Streaming Replication time lag monitoring added to check_postgres
By Josh Williams · Monday, August 10, 2015
I almost let this one sneak past! Guess I need to do some lag monitoring on myself. About a month or so ago, a new version of check_postgres was released, and that includes a bit of code I wrote. While the patch has been available in the git checkout for a while, now that it's in the official release and will start appearing in repos (if it hasn't already) it's probably worth writing up a quick note describing its reasoning and usage.
What's the feature? Time-based replication monitoring in the hot_standby_delay action. This was something that had been a long-standing item on my personal TODO list, and happened to scratch the itch of a couple of clients at the time.
Previously it would only take an integer representing how many bytes of WAL data the master could be ahead of a replica before the threshold is crossed:
check_hot_standby_delay --dbhost=master,replica1 --critical=16777594
This is certainly useful for, say, keeping an eye on whether you're getting close to running over your wal_keep_segments value. Of course it can also be used to indicate whether the replica is still processing WAL, or has become stuck for some reason. But for the (arguably more common) problem of determining whether a replica is falling too far behind determining what byte thresholds to use, beyond simply guessing, isn't easy to figure out.
Postgres 9.1 introduced a handy function to help solve this problem: pg_last_xact_replay_timestamp(). It measures a slightly different thing than the pg_last_xlog_* functions the action previously used. And it's for that reason that the action now has a more complex format for its thresholds:
check_hot_standby_delay --dbhost=master,replica1 --critical="16777594 and 5 min"
For backward compatibility, of course, it'll still take an integer and work the same as it did before. Or alternatively if you only want to watch the chronological lag, you could even give it just a time interval, '5 min', and the threshold only takes the transaction replay timestamp into account. But if you specify both, as above, then both conditions must be met before the threshold activates.
Why? Well, that gets in to bit about the measurement of slightly different things. As its name implies, pg_last_xact_replay_timestamp() returns the timestamp of the last transaction it received and replayed. That's fine if you have a database cluster that's constantly active 24 hours a day. But not all of them are. Some have fluctuating periods of activity, perhaps busy during the business day and nearly idle during the night. In other words, if the master isn't processing any transactions, that last transaction timestamp doesn't change.
Then there's the other end of the scale. With the SSD's/high speed disk arrays a master server may in a short interval process more transaction data than it can send over a network wire. For example, we have a system that runs an ETL process between two local databases on a master server, and generates a ton of transaction log data in a short amount of time. However even if it has many megabytes of WAL data to transmit, the replicas never get any more than a handful of seconds behind and soon catch up.

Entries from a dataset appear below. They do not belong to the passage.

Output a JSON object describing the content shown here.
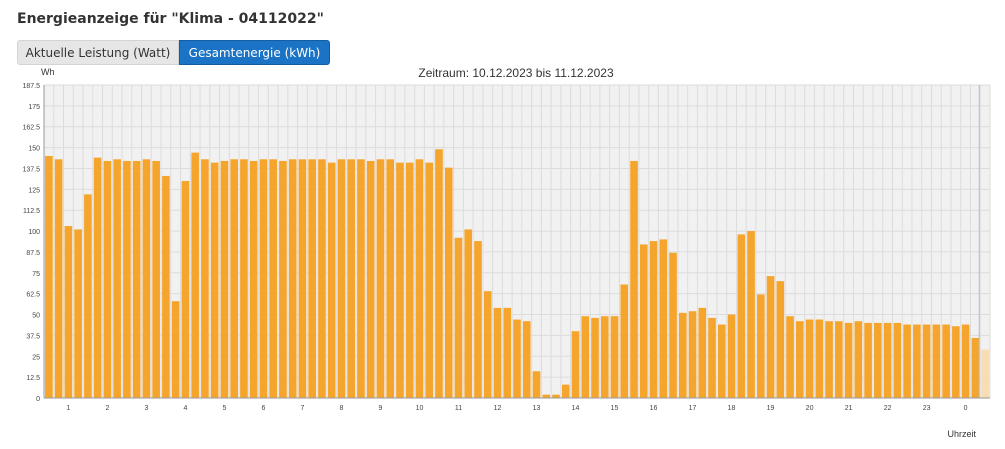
{
  "heading": "Energieanzeige für \"Klima - 04112022\"",
  "tabs": [
    {
      "label": "Aktuelle Leistung (Watt)",
      "active": false
    },
    {
      "label": "Gesamtenergie (kWh)",
      "active": true
    }
  ],
  "colors": {
    "bar": "#f5a52c",
    "bar_partial": "#f7dcb4",
    "plot_background": "#f1f1f1",
    "grid": "#dcdcdc",
    "current_marker": "#a8c0d8"
  },
  "chart_data": {
    "type": "bar",
    "title": "Zeitraum: 10.12.2023 bis 11.12.2023",
    "ylabel": "Wh",
    "xlabel": "Uhrzeit",
    "ylim": [
      0,
      187.5
    ],
    "y_ticks": [
      "0",
      "12.5",
      "25",
      "37.5",
      "50",
      "62.5",
      "75",
      "87.5",
      "100",
      "112.5",
      "125",
      "137.5",
      "150",
      "162.5",
      "175",
      "187.5"
    ],
    "x_tick_labels": [
      "1",
      "2",
      "3",
      "4",
      "5",
      "6",
      "7",
      "8",
      "9",
      "10",
      "11",
      "12",
      "13",
      "14",
      "15",
      "16",
      "17",
      "18",
      "19",
      "20",
      "21",
      "22",
      "23",
      "0"
    ],
    "values": [
      145,
      143,
      103,
      101,
      122,
      144,
      142,
      143,
      142,
      142,
      143,
      142,
      133,
      58,
      130,
      147,
      143,
      141,
      142,
      143,
      143,
      142,
      143,
      143,
      142,
      143,
      143,
      143,
      143,
      141,
      143,
      143,
      143,
      142,
      143,
      143,
      141,
      141,
      143,
      141,
      149,
      138,
      96,
      101,
      94,
      64,
      54,
      54,
      47,
      46,
      16,
      2,
      2,
      8,
      40,
      49,
      48,
      49,
      49,
      68,
      142,
      92,
      94,
      95,
      87,
      51,
      52,
      54,
      48,
      44,
      50,
      98,
      100,
      62,
      73,
      70,
      49,
      46,
      47,
      47,
      46,
      46,
      45,
      46,
      45,
      45,
      45,
      45,
      44,
      44,
      44,
      44,
      44,
      43,
      44,
      36,
      29
    ],
    "partial_last_bar": true
  }
}
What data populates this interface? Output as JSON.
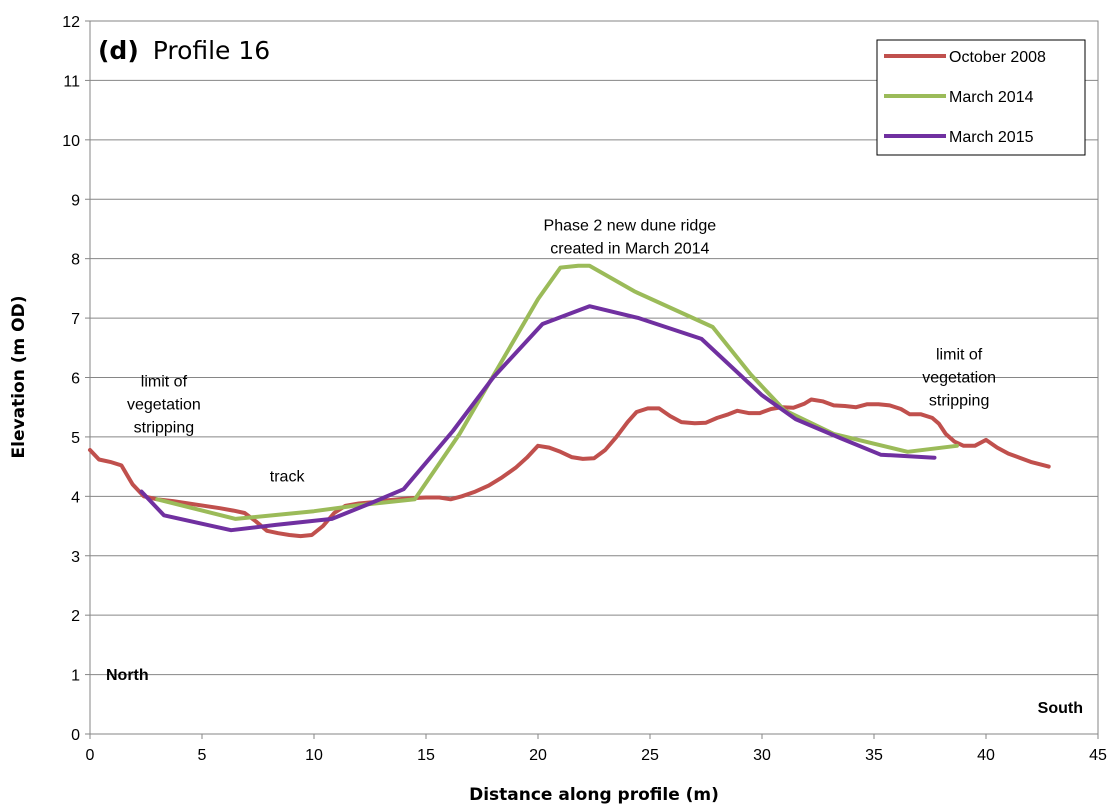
{
  "chart_data": {
    "type": "line",
    "title_letter": "(d)",
    "title": "Profile 16",
    "xlabel": "Distance along profile (m)",
    "ylabel": "Elevation (m OD)",
    "xlim": [
      0,
      45
    ],
    "ylim": [
      0,
      12
    ],
    "xticks": [
      "0",
      "5",
      "10",
      "15",
      "20",
      "25",
      "30",
      "35",
      "40",
      "45"
    ],
    "yticks": [
      "0",
      "1",
      "2",
      "3",
      "4",
      "5",
      "6",
      "7",
      "8",
      "9",
      "10",
      "11",
      "12"
    ],
    "grid": "horizontal",
    "legend_position": "top-right",
    "series": [
      {
        "name": "October 2008",
        "color": "#c0504d",
        "points": [
          [
            0,
            4.78
          ],
          [
            0.4,
            4.62
          ],
          [
            0.9,
            4.58
          ],
          [
            1.4,
            4.52
          ],
          [
            1.9,
            4.2
          ],
          [
            2.4,
            4.0
          ],
          [
            3,
            3.95
          ],
          [
            3.7,
            3.92
          ],
          [
            4.4,
            3.88
          ],
          [
            5.1,
            3.84
          ],
          [
            5.8,
            3.8
          ],
          [
            6.4,
            3.76
          ],
          [
            6.9,
            3.72
          ],
          [
            7.4,
            3.58
          ],
          [
            7.9,
            3.42
          ],
          [
            8.4,
            3.38
          ],
          [
            8.9,
            3.35
          ],
          [
            9.4,
            3.33
          ],
          [
            9.9,
            3.35
          ],
          [
            10.4,
            3.5
          ],
          [
            10.9,
            3.72
          ],
          [
            11.4,
            3.84
          ],
          [
            12,
            3.88
          ],
          [
            12.6,
            3.9
          ],
          [
            13.2,
            3.93
          ],
          [
            13.8,
            3.95
          ],
          [
            14.4,
            3.97
          ],
          [
            15,
            3.98
          ],
          [
            15.6,
            3.98
          ],
          [
            16.1,
            3.95
          ],
          [
            16.6,
            4.0
          ],
          [
            17.2,
            4.08
          ],
          [
            17.8,
            4.18
          ],
          [
            18.4,
            4.32
          ],
          [
            19,
            4.48
          ],
          [
            19.5,
            4.65
          ],
          [
            20,
            4.85
          ],
          [
            20.5,
            4.82
          ],
          [
            21,
            4.75
          ],
          [
            21.5,
            4.66
          ],
          [
            22,
            4.63
          ],
          [
            22.5,
            4.64
          ],
          [
            23,
            4.78
          ],
          [
            23.5,
            5.0
          ],
          [
            24,
            5.25
          ],
          [
            24.4,
            5.42
          ],
          [
            24.9,
            5.48
          ],
          [
            25.4,
            5.48
          ],
          [
            25.9,
            5.35
          ],
          [
            26.4,
            5.25
          ],
          [
            27,
            5.23
          ],
          [
            27.5,
            5.24
          ],
          [
            28,
            5.32
          ],
          [
            28.5,
            5.38
          ],
          [
            28.9,
            5.44
          ],
          [
            29.4,
            5.4
          ],
          [
            29.9,
            5.4
          ],
          [
            30.4,
            5.47
          ],
          [
            30.9,
            5.5
          ],
          [
            31.4,
            5.49
          ],
          [
            31.9,
            5.56
          ],
          [
            32.2,
            5.63
          ],
          [
            32.7,
            5.6
          ],
          [
            33.2,
            5.53
          ],
          [
            33.7,
            5.52
          ],
          [
            34.2,
            5.5
          ],
          [
            34.7,
            5.55
          ],
          [
            35.2,
            5.55
          ],
          [
            35.7,
            5.53
          ],
          [
            36.2,
            5.47
          ],
          [
            36.6,
            5.38
          ],
          [
            37.1,
            5.38
          ],
          [
            37.6,
            5.32
          ],
          [
            37.9,
            5.22
          ],
          [
            38.2,
            5.05
          ],
          [
            38.6,
            4.92
          ],
          [
            39,
            4.85
          ],
          [
            39.5,
            4.85
          ],
          [
            40,
            4.95
          ],
          [
            40.5,
            4.82
          ],
          [
            41,
            4.72
          ],
          [
            41.5,
            4.65
          ],
          [
            42,
            4.58
          ],
          [
            42.5,
            4.53
          ],
          [
            42.8,
            4.5
          ]
        ]
      },
      {
        "name": "March 2014",
        "color": "#9bbb59",
        "points": [
          [
            3,
            3.95
          ],
          [
            6.5,
            3.62
          ],
          [
            10,
            3.75
          ],
          [
            12,
            3.85
          ],
          [
            14.5,
            3.95
          ],
          [
            16.5,
            5.05
          ],
          [
            18.5,
            6.35
          ],
          [
            20,
            7.32
          ],
          [
            21,
            7.85
          ],
          [
            21.8,
            7.88
          ],
          [
            22.3,
            7.88
          ],
          [
            24.3,
            7.45
          ],
          [
            27.8,
            6.85
          ],
          [
            29.5,
            6.05
          ],
          [
            31,
            5.45
          ],
          [
            33.2,
            5.05
          ],
          [
            36.5,
            4.75
          ],
          [
            38.7,
            4.85
          ]
        ]
      },
      {
        "name": "March 2015",
        "color": "#7030a0",
        "points": [
          [
            2.3,
            4.08
          ],
          [
            3.3,
            3.68
          ],
          [
            6.3,
            3.43
          ],
          [
            8.3,
            3.52
          ],
          [
            10.8,
            3.62
          ],
          [
            12.5,
            3.88
          ],
          [
            14,
            4.12
          ],
          [
            16.2,
            5.1
          ],
          [
            18,
            6.0
          ],
          [
            20.2,
            6.9
          ],
          [
            22.3,
            7.2
          ],
          [
            24.5,
            7.0
          ],
          [
            27.3,
            6.65
          ],
          [
            30,
            5.7
          ],
          [
            31.5,
            5.3
          ],
          [
            33.5,
            4.98
          ],
          [
            35.3,
            4.7
          ],
          [
            37.7,
            4.65
          ]
        ]
      }
    ],
    "annotations": [
      {
        "lines": [
          "Phase 2 new dune ridge",
          "created in March 2014"
        ],
        "x": 24.1,
        "y": 8.47
      },
      {
        "lines": [
          "limit of",
          "vegetation",
          "stripping"
        ],
        "x": 3.3,
        "y": 5.85
      },
      {
        "lines": [
          "limit of",
          "vegetation",
          "stripping"
        ],
        "x": 38.8,
        "y": 6.3
      },
      {
        "lines": [
          "track"
        ],
        "x": 8.8,
        "y": 4.25
      }
    ],
    "corner_labels": {
      "left": "North",
      "right": "South"
    }
  }
}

Both conditions on their own are fine. It's when both conditions are simultaneously met, when the replica is behind in both transaction log and it hasn't seen a chronologically recent transaction, that's when you know something is going wrong with your replication connection.
Naturally, this updated check also includes the chronological lag metric, so you can feed that into Graphite, or some other system of choice. Just make sure you're system handles the new metric; our Nagios system seemed to ignore it until the RRD data for the check was cleared and recreated.
Oh, and make sure your clocks are in sync. The timestamp check executes only on the replica, so any difference between its clock and the master's can show up as skew here. ntpd is an easy way to keep everything mostly synchronized, but if you really want to be sure, check_postgres also has a timesync action.